A festive dessert from Argentina, to make chocotorta you need 425 grams of dulce de leche, 450 grams of soft cream cheese, two cups of strong black coffee and two packets of chocolate biscuits. To begin, combine the dulce de leche with the cheese in a bowl until it looks caramel in appearance. Pour your coffee into a shallow container and put your biscuits in to soak up the liquid. Remove the biscuits and place them in an oven-proof dish so that the bottom of it is covered (it's okay if they break up a bit). Now, cover with a layer of your wet mixture and add a further layer of biscuits. Ensure the cheese and dulce de leche forms the top section which you can then dust with cocoa. Place it in the fridge to cool before serving.
Made all over Scandinavia and especially in Finland, glogg is a type of mulled wine.
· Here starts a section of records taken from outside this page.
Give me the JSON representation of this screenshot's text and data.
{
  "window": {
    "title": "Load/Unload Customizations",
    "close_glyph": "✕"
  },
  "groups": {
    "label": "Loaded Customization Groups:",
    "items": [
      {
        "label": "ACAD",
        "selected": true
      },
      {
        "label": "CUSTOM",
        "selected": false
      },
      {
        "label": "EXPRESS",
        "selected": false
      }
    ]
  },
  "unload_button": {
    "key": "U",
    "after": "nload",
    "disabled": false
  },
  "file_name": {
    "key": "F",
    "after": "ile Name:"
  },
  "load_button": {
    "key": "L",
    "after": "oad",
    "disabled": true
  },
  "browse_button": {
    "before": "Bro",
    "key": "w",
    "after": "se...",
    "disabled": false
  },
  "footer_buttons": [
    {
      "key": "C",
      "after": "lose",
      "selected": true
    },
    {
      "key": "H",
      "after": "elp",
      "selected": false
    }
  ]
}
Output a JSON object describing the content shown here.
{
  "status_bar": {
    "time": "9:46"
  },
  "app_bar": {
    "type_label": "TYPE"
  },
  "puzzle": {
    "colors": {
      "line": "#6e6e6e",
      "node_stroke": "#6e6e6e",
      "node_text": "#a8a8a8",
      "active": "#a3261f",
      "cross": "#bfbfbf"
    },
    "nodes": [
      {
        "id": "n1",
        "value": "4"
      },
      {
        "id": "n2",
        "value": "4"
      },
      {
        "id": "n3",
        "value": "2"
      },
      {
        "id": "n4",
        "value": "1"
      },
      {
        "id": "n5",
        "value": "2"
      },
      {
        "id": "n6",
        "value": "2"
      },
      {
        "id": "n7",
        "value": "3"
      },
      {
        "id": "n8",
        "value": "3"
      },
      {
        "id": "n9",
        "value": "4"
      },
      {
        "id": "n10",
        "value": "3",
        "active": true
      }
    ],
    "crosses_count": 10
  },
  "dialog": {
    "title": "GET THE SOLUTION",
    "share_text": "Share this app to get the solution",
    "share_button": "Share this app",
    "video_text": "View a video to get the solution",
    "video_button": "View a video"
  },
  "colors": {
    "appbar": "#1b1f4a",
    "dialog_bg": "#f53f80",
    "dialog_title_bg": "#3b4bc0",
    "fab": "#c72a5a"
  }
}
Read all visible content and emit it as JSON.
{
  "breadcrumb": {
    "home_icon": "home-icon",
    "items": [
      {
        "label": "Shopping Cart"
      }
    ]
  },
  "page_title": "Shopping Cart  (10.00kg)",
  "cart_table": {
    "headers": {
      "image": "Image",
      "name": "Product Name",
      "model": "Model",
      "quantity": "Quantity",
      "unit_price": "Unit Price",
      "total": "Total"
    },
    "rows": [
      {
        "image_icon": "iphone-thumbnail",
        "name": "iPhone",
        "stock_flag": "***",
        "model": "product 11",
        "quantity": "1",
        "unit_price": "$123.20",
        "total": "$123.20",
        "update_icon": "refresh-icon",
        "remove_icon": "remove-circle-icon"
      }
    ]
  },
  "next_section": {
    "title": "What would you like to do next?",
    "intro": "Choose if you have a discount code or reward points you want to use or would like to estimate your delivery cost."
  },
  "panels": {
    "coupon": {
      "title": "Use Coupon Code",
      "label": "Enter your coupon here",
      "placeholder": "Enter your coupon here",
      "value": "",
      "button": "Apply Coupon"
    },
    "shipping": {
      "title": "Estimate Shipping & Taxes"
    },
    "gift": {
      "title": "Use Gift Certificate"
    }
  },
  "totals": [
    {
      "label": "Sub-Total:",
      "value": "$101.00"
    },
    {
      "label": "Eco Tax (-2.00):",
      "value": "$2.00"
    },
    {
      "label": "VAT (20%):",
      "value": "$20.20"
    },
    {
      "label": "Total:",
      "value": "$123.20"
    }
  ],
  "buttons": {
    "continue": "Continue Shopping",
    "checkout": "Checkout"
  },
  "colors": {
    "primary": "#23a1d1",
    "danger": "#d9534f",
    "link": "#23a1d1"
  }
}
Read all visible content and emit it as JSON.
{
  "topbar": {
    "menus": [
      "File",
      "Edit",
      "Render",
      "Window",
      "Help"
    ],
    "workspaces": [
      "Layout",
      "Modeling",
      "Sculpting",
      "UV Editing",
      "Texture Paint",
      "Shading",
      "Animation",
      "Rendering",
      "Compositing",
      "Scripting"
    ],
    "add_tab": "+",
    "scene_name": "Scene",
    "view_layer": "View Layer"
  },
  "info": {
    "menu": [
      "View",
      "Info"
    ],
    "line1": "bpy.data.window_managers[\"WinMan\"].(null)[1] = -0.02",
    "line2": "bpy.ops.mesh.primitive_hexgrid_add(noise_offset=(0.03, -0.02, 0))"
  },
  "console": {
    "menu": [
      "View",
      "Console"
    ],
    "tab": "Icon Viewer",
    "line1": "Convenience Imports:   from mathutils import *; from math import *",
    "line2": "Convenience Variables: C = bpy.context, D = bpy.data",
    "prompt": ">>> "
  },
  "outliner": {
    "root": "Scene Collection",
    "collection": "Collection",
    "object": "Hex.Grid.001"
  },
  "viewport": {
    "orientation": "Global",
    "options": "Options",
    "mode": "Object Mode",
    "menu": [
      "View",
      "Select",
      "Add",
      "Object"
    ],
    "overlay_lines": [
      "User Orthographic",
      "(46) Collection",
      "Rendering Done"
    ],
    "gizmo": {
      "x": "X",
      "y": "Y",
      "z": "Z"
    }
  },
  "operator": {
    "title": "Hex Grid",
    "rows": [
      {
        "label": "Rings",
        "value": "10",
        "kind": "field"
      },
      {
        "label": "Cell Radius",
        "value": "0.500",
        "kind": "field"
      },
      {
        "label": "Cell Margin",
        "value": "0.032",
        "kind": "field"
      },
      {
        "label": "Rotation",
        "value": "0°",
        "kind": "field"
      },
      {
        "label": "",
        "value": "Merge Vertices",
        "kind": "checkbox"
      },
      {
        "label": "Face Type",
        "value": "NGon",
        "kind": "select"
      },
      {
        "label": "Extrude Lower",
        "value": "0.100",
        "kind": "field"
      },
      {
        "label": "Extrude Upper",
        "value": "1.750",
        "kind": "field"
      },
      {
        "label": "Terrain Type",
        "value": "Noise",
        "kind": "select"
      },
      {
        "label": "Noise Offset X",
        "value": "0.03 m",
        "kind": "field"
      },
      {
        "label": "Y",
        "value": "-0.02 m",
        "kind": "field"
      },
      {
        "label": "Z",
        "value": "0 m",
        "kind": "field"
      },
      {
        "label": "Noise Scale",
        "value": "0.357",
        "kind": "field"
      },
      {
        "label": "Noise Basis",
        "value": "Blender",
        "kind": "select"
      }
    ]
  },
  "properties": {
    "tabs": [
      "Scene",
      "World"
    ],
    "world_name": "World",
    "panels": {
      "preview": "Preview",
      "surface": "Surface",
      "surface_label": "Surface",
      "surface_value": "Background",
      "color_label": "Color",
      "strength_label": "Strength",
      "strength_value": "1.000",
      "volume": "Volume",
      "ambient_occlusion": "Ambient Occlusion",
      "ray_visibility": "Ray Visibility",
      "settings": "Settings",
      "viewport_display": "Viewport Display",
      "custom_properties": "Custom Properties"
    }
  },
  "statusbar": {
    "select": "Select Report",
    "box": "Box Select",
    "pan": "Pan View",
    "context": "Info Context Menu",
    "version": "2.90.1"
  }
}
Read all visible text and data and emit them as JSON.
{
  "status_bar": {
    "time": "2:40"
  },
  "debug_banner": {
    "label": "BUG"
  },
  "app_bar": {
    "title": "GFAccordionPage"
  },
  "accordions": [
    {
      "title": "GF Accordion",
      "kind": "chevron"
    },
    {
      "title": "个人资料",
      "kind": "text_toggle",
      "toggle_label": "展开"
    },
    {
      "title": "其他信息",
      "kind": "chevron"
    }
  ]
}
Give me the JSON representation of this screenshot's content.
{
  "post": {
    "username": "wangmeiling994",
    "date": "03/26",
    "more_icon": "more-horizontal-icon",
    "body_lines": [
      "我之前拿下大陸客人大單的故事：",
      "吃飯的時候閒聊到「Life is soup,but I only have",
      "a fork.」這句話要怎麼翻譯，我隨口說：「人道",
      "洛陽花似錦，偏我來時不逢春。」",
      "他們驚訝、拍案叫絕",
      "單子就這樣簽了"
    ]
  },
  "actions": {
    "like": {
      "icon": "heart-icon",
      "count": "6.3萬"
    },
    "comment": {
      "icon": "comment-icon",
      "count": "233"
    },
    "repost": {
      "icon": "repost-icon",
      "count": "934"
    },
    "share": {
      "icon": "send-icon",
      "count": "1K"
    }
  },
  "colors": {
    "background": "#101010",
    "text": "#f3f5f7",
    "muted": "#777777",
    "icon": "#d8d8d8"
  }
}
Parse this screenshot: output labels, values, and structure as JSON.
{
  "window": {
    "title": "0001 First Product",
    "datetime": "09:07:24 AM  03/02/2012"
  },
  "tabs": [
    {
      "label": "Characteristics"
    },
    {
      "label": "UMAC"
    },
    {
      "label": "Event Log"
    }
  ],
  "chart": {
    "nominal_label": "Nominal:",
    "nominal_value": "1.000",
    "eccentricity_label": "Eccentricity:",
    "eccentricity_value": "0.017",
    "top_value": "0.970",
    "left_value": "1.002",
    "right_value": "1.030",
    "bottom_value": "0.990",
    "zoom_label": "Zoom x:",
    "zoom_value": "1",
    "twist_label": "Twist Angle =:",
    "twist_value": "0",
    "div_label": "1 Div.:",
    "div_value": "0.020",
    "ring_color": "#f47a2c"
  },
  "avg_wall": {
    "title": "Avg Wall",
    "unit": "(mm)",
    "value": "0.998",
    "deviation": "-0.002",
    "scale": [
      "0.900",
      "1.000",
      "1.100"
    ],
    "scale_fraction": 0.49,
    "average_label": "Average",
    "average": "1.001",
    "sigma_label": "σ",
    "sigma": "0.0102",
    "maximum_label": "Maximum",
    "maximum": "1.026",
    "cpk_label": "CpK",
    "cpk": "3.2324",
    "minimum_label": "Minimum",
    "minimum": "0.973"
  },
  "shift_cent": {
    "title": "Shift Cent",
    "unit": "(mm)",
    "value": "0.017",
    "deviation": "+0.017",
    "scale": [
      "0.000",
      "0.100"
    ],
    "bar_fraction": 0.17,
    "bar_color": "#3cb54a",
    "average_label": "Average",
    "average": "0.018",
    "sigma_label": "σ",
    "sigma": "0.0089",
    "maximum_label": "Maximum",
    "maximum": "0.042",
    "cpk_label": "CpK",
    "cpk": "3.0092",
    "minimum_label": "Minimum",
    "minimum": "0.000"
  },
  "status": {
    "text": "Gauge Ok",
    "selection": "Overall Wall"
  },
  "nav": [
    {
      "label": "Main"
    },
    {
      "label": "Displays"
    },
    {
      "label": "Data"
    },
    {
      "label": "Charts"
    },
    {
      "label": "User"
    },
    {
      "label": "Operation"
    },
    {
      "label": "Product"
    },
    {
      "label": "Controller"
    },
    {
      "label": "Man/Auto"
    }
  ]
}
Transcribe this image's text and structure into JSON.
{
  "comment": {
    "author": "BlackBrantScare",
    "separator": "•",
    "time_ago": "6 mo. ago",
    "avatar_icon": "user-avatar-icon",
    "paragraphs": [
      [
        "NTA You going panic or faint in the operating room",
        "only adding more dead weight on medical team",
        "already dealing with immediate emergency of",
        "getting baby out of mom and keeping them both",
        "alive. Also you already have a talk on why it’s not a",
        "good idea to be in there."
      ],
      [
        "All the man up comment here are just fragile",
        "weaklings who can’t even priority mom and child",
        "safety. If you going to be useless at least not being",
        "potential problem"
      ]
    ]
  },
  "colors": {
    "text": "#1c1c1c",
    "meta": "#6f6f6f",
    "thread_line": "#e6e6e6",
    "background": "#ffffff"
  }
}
To make your own, simply warm up a bottle of red wine in a saucepan making sure that it doesn't come to the boil. To this, add whole spices so they can be picked out or strained, rather than powdered ones which cannot. Glogg tends to include cloves, cinnamon sticks and green cardamom pods. In Finland, raisins and almonds are often added, too, but this is not essential. Some people also throw in an orange liqueur for an added kick!